My dad also shows me that there is an intersection of the outdoors and justice—climate and otherwise— through his own history as an activist in Spain and his outspoken opinions in the house on topics of environmentalism and human rights. 

MOJO You're going to be our summer intern. What intrigues you about journalism? 

ZABALETA: Since the third grade, I’ve wanted to be a writer. Initially, I wanted to write fantasy or fiction novels and while I haven’t necessarily given up on that, in recent years journalism has held my interest more. I definitely have a lot of opinions and most effectively express myself through writing. I found a voice for myself my junior year of high school on the school newspaper, often writing about politics. 
"I find it cathartic to do research on topics I care about and even get opinions I don’t necessarily agree with in order to understand and present the whole picture." —Lorea Zabaleta
I find it cathartic to do research on topics I care about and even get opinions I don’t necessarily agree with in order to understand and present the whole picture. After taking a journalism class this winter and joining Colorado College’s independent paper as a writer, this interest was solidified. I think there’s just something magical about how journalism when done right is truly an avenue for holding power structures accountable and supporting democracies and justice. When I think of the phrase “the pen is mightier than the sword,” it’s journalism that first comes to mind.
Lorea Zabaleta backpacking above treeline
Lorea Zabaleta backpacking above treeline
MOJO: You've just completed your freshman year at Colorado College and what a strange last term it must have been. How do you feel about how all of this has played out and among your friends is there any general deductions you can make about how its affecting all of you? 
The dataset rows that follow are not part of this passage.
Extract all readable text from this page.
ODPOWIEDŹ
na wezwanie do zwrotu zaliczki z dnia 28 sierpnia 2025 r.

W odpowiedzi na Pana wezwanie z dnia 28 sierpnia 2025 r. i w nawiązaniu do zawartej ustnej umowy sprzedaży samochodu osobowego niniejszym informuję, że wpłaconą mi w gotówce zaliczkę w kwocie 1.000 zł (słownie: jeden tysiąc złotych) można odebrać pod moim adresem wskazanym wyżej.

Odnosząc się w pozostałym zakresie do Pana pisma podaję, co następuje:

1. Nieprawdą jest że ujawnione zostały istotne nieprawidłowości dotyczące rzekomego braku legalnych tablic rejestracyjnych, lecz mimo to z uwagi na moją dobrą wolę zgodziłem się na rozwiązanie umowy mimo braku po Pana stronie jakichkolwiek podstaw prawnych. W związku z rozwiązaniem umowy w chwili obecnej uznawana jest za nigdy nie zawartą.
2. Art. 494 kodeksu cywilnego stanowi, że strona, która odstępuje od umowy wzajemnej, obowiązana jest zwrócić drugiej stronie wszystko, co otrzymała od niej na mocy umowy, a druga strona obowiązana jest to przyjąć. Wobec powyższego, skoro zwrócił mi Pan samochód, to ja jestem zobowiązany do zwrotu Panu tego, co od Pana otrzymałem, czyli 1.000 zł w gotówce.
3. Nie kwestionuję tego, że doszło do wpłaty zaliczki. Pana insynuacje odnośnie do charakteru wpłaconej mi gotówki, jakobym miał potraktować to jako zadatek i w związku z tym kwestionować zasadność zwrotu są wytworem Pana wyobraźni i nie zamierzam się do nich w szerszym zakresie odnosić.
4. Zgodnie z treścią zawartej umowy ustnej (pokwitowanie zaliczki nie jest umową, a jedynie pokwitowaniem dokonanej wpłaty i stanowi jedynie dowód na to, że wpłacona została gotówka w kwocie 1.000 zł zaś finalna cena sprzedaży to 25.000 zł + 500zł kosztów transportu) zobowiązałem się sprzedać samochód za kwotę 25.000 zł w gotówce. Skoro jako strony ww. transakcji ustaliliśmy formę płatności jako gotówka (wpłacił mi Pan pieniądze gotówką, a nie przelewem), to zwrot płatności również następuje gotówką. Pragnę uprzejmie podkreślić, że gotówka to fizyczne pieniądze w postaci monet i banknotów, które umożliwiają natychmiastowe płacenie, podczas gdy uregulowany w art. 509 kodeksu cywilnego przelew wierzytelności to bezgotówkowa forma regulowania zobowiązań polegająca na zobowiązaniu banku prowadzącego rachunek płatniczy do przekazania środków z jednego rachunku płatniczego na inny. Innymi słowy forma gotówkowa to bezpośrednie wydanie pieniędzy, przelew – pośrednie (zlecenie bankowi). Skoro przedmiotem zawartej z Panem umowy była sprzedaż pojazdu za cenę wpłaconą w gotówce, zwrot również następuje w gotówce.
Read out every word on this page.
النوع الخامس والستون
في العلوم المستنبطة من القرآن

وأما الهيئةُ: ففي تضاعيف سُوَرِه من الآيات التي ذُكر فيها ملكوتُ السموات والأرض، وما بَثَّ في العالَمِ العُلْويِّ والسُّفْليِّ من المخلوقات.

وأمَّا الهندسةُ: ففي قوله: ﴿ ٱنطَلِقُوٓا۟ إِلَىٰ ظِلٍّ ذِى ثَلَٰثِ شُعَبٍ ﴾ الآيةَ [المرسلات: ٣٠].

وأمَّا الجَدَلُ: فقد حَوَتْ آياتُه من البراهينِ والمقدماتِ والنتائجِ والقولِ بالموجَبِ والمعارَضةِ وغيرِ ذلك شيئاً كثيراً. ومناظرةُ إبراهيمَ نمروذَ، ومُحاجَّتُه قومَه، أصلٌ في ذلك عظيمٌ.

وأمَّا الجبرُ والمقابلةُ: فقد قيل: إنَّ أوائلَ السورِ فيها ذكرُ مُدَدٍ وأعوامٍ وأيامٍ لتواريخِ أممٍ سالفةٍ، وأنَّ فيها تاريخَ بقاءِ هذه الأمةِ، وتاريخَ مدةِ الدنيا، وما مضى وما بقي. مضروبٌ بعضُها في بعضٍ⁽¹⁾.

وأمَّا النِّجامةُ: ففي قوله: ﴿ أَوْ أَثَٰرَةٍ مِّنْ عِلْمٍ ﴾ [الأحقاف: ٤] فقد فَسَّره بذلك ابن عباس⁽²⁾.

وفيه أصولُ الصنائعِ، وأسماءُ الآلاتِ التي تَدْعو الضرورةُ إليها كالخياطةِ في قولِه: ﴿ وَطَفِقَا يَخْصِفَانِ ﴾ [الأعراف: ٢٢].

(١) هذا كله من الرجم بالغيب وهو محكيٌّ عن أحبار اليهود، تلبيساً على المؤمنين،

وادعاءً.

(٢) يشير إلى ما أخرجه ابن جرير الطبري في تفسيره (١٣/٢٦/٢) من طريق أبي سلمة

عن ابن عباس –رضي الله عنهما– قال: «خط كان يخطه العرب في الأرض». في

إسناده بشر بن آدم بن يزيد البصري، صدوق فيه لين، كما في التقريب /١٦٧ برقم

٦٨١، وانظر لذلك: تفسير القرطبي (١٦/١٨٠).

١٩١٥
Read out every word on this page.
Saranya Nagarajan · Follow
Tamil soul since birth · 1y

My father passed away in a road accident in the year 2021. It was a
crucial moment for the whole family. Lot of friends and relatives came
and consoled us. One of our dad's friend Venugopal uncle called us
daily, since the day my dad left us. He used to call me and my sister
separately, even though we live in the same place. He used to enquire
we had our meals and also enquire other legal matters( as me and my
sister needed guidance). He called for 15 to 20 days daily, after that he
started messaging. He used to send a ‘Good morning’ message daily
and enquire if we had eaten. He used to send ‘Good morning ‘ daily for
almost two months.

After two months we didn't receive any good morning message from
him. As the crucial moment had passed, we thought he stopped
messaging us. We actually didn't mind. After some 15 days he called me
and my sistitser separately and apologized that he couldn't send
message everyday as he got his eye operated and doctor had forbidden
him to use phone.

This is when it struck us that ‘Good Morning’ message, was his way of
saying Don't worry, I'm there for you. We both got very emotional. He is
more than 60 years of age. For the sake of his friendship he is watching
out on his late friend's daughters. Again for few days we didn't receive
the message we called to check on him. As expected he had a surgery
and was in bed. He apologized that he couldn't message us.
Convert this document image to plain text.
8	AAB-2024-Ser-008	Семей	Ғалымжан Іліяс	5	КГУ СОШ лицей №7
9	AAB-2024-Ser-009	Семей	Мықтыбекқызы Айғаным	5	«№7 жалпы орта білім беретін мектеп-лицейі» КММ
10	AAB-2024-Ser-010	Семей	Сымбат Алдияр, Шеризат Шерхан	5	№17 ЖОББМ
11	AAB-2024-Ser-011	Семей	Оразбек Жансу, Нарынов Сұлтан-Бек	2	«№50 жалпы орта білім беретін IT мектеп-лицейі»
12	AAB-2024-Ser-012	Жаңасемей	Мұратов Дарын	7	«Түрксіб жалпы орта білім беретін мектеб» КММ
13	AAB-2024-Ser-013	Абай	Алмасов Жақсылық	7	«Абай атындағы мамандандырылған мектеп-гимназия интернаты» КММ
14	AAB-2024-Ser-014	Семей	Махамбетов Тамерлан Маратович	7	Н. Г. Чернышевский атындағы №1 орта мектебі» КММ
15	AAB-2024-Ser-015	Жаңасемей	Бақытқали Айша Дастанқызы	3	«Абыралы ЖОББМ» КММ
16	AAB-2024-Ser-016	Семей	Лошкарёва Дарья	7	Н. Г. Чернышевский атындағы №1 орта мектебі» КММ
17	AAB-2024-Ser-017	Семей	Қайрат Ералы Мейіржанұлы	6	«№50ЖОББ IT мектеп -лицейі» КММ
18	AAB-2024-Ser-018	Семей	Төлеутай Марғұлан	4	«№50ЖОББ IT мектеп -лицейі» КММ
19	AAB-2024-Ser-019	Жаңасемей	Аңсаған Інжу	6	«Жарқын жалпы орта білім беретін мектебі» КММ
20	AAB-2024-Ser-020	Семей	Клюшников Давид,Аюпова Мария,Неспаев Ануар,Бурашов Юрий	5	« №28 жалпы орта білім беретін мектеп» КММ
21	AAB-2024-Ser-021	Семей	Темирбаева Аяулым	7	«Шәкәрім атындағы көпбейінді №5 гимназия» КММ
ZABALETA: I obviously cannot speak for all of my friends, much less all of my friends, but I do think there is a complicated feeling that something has been taken from us mixed with the guilt of knowing that we could have it far worse. Amongst first years, I think a lot of us were just getting into our groove, solidified in our freshmen friendships and finally branching out and finding our place. There’s definitely feelings of uncertainty and hopelessness and I think some level of acceptance of our current situation and trying to make the best of it.

MOJO: When you look at the Greater Yellowstone Ecosystem, what's a part of it where you'd like to be sent on assignment? 

ZABALETA: I truly love all of the Greater Yellowstone Ecosystem and perhaps did not appreciate how large it is until I had to narrow down a "favorite" area. After a little bit of thought, I think I would love to be sent to the Beartooths or Tetons areas simply because of my love for the mountains. I definitely would not complain about being sent anywhere in this beautiful area, however, nor about learning more about this place I call home. 

MOJO: Who and what inspires you most these days. Please elaborate on it.

ZABALETA:  Honestly? Journalists, especially reporters in countries or areas not friendly to the press. I don’t know if I’ll ever have the courage for it, but I have so much respect for people who put their life on the line to get the truth to people. 

Along those lines, anyone who puts their bodily safety on the line for justice has my respect. Additionally, as I’ve become more and more aware and worried about climate change I’ve also become inspired by the activists around the world on this issue. Particularly, indigenous peoples who for thousands of years have been stewards of the land and now often go unheard and unappreciated for their efforts.